HOMMAGE à CHRISTIAN BONNET au CRR de la rue de Madrid
La Maison du Duke a rendu hommage à Christian Bonnet, son hyperactif président, disparu en juin dernier, par un concert-conférence avec le Big Band des conservatoires de la Ville de Paris
Vendredi 15 décembre 2017, à 19h, en la salle Marcel Landowski du C.R.R. (Conservatoire à rayonnement régional de Paris, rue de Madrid, ancien fief du Conservatoire national supérieur), la Maison du Duke organisait une soirée d’hommage à Christian Bonnet, disparu brutalement le 13 juin dernier. Christian Bonnet, président de l’association, était aussi le très actif -et efficace- trésorier de l’Académie du jazz ; il avait présidé aux destinées de la formidable collection de disques ‘Masters of Jazz’, avait co-animé, saxophone en bandoulière, la Swing Limited Corporation, et avait élaboré de belles anthologies de jazz, notamment pour son ami Cabu.
Après que Jean-Charles Richard, responsable du jazz au CRR, a brièvement présenté la soirée, ainsi que l’orchestre dirigé par Stéphane Tsapis (qui en a la charge, en alternance avec Pierre Bertrand), Claude Carrière (qui a succédé dans l’urgence à Christian Bonnet pour présider la Maison du Duke) et Jean-François Georges ont évoqué l’ami avec lequel ils ont partagé l’aventure de la Swing Limited Corporation, big band amateur à la longue destinée (1964-2004). Ils racontent aussi comment Christian fut celui qui avait convaincu naguère le jeune Patrice Caratini de passer de la guitare…. à la contrebasse, avec le bonheur que l’on sait. L’orchestre va jouer successivement (et très bien !) un arrangement très bop de Gerald Wilson sur Perdido, puis le fameux Four Brothers conçu par Jimmy Giuffre pour Woody Herman. Claude Carrière et Jean-François Georges évoquent la présence au côté de la Swing Limited Corporation, pour des concerts exceptionnels, de Slide Hampton, Cat Anderson, et quelques autres grandes pointures de la musique syncopée afro-américaine. Beaucoup d’amis dans la salle, dont la chanteuse Sylvia Howard, qui se produisait régulièrement avec la dernière formation animée par Christian Bonnet. L’orchestre joue ensuite For Lena and Lennie, de Quincy Jones : le tempo lent et élastique est respecté, mais les accents manquent un peu de mordant : nous sommes cependant très heureux d’écouter ce thème.
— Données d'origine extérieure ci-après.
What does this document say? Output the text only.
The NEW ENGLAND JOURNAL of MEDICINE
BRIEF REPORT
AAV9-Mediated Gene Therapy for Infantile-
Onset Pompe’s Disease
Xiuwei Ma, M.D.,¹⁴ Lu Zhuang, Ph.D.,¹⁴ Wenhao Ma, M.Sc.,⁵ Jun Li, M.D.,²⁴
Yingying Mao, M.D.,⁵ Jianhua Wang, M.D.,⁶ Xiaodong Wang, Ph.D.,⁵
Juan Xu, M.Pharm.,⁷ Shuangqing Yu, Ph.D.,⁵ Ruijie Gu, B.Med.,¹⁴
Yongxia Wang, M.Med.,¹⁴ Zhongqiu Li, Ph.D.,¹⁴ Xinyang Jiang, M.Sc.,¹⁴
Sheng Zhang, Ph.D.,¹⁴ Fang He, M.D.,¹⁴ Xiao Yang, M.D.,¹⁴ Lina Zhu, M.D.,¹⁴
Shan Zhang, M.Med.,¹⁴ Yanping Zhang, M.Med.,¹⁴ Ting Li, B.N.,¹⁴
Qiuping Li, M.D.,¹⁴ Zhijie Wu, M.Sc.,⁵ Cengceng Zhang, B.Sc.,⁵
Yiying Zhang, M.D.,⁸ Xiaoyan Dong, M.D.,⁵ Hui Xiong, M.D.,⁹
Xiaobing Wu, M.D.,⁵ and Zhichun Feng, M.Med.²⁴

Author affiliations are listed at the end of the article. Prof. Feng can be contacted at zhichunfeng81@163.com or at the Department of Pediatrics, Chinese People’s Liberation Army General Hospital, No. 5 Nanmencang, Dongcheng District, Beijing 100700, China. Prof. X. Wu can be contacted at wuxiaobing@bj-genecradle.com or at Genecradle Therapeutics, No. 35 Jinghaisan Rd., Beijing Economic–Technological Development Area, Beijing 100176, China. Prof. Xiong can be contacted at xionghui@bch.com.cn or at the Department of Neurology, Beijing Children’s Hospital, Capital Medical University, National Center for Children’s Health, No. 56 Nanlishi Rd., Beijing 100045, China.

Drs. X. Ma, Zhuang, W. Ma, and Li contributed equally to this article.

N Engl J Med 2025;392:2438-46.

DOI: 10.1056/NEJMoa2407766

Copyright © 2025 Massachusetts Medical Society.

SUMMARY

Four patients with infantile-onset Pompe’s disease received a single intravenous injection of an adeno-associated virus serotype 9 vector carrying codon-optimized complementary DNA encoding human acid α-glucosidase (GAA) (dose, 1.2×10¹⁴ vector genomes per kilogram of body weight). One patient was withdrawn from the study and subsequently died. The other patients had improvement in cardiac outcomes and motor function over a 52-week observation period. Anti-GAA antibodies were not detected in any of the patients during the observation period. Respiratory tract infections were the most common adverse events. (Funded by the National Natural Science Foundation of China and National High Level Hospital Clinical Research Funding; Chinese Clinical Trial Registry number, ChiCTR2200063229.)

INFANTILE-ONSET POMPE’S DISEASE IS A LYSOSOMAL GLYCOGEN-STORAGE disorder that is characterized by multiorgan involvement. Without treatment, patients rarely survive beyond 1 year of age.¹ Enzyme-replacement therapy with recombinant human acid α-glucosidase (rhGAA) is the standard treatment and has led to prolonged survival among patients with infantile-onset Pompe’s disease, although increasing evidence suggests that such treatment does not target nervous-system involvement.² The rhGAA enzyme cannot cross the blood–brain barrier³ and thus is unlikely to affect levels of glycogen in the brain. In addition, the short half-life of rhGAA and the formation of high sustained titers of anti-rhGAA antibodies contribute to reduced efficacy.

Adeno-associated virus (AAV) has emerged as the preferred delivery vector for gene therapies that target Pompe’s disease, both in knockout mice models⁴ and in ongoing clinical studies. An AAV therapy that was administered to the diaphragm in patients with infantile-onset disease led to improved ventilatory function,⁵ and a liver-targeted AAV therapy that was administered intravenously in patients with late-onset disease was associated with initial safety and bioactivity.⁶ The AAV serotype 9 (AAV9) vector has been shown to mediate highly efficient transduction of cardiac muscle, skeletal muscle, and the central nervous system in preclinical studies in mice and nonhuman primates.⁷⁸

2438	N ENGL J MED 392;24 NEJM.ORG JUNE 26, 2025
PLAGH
Jean-François Georges et Claude Carrière sont ensuite rejoints par la pianiste Leïla Olivesi. Elle anime régulièrement les conférences de la Maison du Duke, en duo avec Claude Carrière, et là elle nous propose une analyse extrêmement fine de Happy Go Lucky Local, quatrième partie de la Deep South Suite, dont le saxophoniste Jimmy Forres pirata avec profit un extrait pour le fameux Night Train, qu’il a signé de son nom …. À la demande de Leïla les sections de l’orchestre détaillent, mesure par mesure, les ressorts de l’arrangement. C’est passionnant, et quand l’orchestre joue la partition dans son entier, tous les mystères qui font notre plaisir se dévoilent. Philippe Baudoin (président d’honneur de la Maison du Duke) va les rejoindre pour analyser Vine Street Rumble, extrait de la Kansas City Suite composée par Benny Carter pour Count Basie : il met en lumière les libertés prises par le compositeur avec la forme blues. Et quand viendra le temps pour l’orchestre de jouer A Child is Born de Thad Jones, le chroniqueur devra partir à regret, appelé vers d’autres engagements. Mais pour lui comme pour les nombreuses personnes présentes, ce fut une soirée émouvante : Christian Bonnet était pour beaucoup d’entre nous, dans la jazzosphère hexagonale, une sorte d’ami bienveillant, au goût sûr, à la passion communicative, et à l’humour feutré.